Question 5: Unbilled receivables are earned revenue, as the time the architects used for the project is being referred as service, on accrual basis (given that is the service is received by the customer).But then, the receivable (which is the architects’ time), counted as unbilled receivables, is not being billed yet to their customer, hence come the term unbilled receivables. It is a big difference to consider the in-process work as receivables rather than inventory. Inventory is something that can be sold/rent/use, such as physical products or place (e. g. theater’s seat, bed, and room).

Whereas, the in-process work is considered as receivables because the revenue is already earned by the firm. Question 6: The coupon should be considered as part of cost of sales.The coupons’ printing cost, material, packaging into the jar, grocers’ handling cost and the redemption cost are all need to be considered as promotional cost because the manufacturer wants to introduce the instant tea to the market. The cost should be in the sales revenue of tea as it directly promote the instant tea, although it can attracts the customer to buy the coffee as they see it a valuable buy when comparing with other brands. Question 7: The selling of the traveler’s checks should be considered as a sale.
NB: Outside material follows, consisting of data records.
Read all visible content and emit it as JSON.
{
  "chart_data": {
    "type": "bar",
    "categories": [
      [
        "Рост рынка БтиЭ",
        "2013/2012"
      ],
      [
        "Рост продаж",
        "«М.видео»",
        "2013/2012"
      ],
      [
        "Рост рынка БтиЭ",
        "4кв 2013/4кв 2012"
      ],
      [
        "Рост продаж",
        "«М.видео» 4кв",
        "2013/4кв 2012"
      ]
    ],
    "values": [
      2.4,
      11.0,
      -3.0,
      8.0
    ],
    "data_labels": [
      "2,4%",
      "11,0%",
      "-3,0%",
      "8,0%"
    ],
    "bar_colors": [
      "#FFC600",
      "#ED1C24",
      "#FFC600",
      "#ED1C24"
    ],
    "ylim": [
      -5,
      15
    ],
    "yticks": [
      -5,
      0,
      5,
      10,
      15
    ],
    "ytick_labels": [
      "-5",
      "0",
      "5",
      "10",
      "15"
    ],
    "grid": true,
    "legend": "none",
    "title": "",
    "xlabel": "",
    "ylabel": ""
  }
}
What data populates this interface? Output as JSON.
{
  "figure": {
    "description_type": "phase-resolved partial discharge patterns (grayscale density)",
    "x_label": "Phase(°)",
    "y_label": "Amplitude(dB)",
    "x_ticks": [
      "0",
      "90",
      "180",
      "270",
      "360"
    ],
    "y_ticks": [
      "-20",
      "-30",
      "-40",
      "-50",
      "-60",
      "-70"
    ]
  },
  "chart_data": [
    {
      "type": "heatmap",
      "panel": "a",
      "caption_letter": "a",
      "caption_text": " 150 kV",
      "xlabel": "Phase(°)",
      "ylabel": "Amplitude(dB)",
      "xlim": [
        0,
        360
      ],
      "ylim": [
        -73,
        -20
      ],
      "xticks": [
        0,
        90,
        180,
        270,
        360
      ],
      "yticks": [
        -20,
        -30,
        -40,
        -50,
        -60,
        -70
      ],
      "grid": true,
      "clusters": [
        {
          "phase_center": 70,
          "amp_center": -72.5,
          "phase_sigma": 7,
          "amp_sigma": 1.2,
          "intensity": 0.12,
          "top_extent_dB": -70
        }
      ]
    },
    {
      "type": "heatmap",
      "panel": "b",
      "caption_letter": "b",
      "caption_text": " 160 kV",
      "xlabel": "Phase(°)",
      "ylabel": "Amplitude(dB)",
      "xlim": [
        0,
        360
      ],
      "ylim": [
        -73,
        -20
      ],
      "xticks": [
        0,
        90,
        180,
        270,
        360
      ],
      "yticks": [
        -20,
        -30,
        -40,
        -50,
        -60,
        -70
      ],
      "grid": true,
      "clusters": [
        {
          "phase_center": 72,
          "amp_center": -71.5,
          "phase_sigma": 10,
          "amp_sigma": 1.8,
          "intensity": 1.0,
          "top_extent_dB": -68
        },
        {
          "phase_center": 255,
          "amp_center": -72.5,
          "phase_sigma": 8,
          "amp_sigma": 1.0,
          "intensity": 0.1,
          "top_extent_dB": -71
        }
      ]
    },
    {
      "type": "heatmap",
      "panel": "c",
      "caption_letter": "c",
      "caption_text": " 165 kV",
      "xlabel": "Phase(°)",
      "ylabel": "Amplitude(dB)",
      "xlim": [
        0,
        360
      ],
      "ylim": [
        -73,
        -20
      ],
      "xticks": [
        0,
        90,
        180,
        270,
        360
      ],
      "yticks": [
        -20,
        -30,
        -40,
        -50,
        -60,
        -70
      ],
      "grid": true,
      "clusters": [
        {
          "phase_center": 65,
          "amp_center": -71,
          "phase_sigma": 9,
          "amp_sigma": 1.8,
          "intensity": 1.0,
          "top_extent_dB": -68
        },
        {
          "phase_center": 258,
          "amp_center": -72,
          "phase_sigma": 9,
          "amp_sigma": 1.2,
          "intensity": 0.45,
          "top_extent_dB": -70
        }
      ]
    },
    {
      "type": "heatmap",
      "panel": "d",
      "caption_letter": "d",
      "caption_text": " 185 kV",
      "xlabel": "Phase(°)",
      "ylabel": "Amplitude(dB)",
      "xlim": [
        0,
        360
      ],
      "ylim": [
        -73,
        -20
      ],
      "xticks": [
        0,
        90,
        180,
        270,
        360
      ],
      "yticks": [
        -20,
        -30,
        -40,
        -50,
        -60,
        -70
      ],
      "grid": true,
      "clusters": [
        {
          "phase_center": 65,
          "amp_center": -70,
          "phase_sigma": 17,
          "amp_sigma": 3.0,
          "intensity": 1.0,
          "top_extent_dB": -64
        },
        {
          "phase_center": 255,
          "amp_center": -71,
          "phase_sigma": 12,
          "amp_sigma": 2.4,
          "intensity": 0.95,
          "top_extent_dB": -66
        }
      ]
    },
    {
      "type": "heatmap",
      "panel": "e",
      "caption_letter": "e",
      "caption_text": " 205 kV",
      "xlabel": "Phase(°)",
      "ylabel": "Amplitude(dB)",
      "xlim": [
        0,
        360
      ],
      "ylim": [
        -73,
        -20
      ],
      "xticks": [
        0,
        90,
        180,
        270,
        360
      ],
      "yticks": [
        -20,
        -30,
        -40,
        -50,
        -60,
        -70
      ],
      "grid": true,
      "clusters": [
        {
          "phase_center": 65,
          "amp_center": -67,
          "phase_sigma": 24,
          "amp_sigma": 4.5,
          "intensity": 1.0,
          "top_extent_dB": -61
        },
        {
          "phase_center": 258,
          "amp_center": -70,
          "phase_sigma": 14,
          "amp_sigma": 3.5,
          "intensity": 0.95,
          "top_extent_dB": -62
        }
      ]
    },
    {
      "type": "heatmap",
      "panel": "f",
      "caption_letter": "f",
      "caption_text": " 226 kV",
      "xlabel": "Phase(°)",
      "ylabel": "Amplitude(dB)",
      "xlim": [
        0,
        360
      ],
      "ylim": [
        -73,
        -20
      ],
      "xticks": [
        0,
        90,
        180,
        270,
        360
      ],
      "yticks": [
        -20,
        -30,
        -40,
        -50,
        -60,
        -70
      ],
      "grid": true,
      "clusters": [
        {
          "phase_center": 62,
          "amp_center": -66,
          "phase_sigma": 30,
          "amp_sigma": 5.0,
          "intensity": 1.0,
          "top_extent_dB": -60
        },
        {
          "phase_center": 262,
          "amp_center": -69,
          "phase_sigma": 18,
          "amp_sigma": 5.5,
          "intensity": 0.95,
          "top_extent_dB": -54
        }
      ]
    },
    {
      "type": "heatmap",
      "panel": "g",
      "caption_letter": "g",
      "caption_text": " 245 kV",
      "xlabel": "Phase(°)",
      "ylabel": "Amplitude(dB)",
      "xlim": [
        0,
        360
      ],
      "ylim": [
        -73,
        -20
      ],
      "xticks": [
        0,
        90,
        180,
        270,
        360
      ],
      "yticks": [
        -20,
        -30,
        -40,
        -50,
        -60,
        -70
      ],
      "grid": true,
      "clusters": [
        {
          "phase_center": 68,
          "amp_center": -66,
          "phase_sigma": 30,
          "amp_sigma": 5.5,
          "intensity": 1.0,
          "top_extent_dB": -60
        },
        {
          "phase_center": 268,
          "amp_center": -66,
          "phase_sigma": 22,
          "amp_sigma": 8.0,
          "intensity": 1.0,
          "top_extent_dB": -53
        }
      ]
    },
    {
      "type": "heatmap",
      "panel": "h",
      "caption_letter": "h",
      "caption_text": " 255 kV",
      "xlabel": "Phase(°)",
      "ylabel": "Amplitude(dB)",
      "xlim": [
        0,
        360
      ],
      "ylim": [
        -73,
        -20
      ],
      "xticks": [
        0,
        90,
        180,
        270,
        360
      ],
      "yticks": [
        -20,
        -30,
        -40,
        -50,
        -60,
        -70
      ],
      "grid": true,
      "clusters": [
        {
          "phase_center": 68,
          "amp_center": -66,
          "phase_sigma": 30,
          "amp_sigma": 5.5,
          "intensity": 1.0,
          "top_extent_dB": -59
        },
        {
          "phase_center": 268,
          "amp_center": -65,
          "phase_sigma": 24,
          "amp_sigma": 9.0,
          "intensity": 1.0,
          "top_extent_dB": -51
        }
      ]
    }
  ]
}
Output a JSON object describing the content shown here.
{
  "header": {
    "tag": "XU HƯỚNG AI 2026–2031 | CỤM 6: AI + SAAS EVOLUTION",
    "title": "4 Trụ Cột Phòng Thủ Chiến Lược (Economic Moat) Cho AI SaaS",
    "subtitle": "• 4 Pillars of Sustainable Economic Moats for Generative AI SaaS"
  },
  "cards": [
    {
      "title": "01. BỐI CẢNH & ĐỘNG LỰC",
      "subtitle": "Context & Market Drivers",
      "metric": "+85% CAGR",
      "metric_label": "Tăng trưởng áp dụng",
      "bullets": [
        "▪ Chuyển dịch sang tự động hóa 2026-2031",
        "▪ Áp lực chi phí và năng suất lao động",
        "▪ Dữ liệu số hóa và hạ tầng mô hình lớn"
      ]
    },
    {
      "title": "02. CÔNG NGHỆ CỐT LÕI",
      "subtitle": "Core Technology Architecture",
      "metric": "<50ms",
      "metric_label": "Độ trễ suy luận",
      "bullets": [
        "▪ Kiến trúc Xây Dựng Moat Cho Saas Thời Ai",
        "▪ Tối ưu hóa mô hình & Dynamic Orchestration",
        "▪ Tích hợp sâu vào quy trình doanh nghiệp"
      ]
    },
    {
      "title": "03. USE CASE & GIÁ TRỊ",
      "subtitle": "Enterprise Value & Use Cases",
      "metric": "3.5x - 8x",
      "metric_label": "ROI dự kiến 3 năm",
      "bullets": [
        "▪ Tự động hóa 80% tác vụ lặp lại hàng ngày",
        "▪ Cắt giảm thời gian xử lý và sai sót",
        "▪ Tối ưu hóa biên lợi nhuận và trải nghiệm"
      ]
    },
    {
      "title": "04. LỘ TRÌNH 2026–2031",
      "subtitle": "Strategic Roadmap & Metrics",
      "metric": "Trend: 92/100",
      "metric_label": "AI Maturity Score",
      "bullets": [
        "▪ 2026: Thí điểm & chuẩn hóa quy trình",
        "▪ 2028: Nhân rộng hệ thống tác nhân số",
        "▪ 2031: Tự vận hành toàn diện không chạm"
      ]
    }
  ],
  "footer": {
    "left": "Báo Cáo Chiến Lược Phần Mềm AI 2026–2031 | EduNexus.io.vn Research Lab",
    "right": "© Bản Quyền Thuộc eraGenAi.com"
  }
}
But in balance sheet, the transaction is under the liabilities tab, as the bank ‘owes’ the money to the holder of the traveler’s checks, as he/she do not exchange the checks yet. Question 8: Yes, Manufacturer A will recognise revenue in 2010 as Manufacturer A has sold merchandise to Wholesaler B with the inventory delivered. Question 9: It should not recognise the $10,000 as revenue in the year in which the franchise agreement is signed as the revenue should only be recognised until the one-week initial training course is provided and the nationwide referral system and marketing and management aids are fully operational or in place.After the market has become saturated, its profit will shrink due to lower revenue recorded (due to absence of the franchise fee accounts) while the operating costs remains could not be brought down immediately as it will incur some costs related to the delivery of its services (one-week training course and setting up of the referral system and marketing and management aids) which will only be delivered some time after the signing of the ranchise agreement. Question 10: It should recognise the entire $570,000 in 2010 as the products have already been delivered to the customer.

As the customer is new to Tech-Logic, there is no information available to ascertain its credit track record apart from an unconfirmed source of news. Hence, the doubt of the collectability of the $570,000 is only due to unsubstantiated rumours and not the customer’s poor credit track record.